George Sorrie and his four brothers and sisters had an emotional meeting with their youngest sibling, now called Allan Blain and living in Canada, before Christmas.

L-r (back row) Theodore Sorrie, George Sorrie, Syd Sorrie, (front row), Lizzie Sellar, Allan Blain and Katheline Murphy.

L-r (back row) Theodore Sorrie, George Sorrie, Syd Sorrie, (front row), Lizzie Sellar, Allan Blain and Katheline Murphy.

George, 73, said: “When we finally met it was as if we’d never been apart. We all just sort of clicked.”

The retired truck driver, who has lived in the Lauderdale village for around 40 years, is originally from the Aberdeen area, where his father Arthur and mother Jane raised a large family. But within a week of Allan, originally named John, being born in June 1951, Jane died at the age of 43 from acute bronchitis and heart failure. Her death came 13 months after nine-year-old daughter Sheila suffered rheumatic fever and passed away.

Farm worker Arthur was assisted by oldest daughter Elizabeth, then aged 16, in looking after the remaining family, but the authorities decided they would not be able to look after a new baby.

George explained: “Our mother died five days after childbirth and the baby was given away for adoption.”

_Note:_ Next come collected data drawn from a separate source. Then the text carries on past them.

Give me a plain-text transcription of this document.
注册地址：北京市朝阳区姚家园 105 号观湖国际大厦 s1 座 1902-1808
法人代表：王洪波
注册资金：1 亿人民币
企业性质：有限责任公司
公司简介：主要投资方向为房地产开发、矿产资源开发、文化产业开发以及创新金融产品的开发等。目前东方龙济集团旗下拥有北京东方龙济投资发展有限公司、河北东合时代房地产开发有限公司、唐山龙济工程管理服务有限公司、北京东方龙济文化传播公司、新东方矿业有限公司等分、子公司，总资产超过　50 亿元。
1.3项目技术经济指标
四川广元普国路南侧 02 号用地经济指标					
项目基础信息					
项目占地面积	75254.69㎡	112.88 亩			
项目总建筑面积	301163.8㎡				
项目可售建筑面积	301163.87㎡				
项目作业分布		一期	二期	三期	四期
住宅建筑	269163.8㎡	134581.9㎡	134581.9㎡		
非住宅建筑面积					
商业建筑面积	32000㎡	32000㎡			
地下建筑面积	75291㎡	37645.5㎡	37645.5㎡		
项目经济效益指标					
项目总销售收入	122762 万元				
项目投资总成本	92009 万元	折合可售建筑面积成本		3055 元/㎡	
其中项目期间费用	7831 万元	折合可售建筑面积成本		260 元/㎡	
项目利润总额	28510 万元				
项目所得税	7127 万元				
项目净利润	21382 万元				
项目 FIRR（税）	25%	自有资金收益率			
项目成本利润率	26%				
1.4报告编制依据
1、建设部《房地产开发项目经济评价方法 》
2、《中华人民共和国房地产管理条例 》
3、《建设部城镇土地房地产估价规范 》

The great-grandfather added: “I was around 12 or 13 at the time and it hit the family hard, but we never forgot about him. There was a letter once to say he was happy and living in Glasgow, but that was it.”

It was not until 2005, 54 years later, when new rules allowed biological families to search for relatives, that George tried to track down Allan. And after five years of efforts through a Scottish adoption contact register, he was successful, communicating with his sibling who now lives in Calgary.

George added: “We discovered that his adoptive parents had emigrated to Canada with him. We have Skype and Facebook and email, so we keep in touch now, and Allan has invited us over to Canada.” Allan, 60, says he only knew of his past family at the age of 17 when his adoptive mother died.

But he admits he never thought to look up who his parents and siblings were until George got in touch.

Incredibly, one of the Sorrie clan, 65-year-old Sydney, also emigrated to Canada in his teens, with Allan often passing his home without knowing who was inside.

But the remaining brothers and sisters finally met Allan for a momentous reunion in Montrose last year.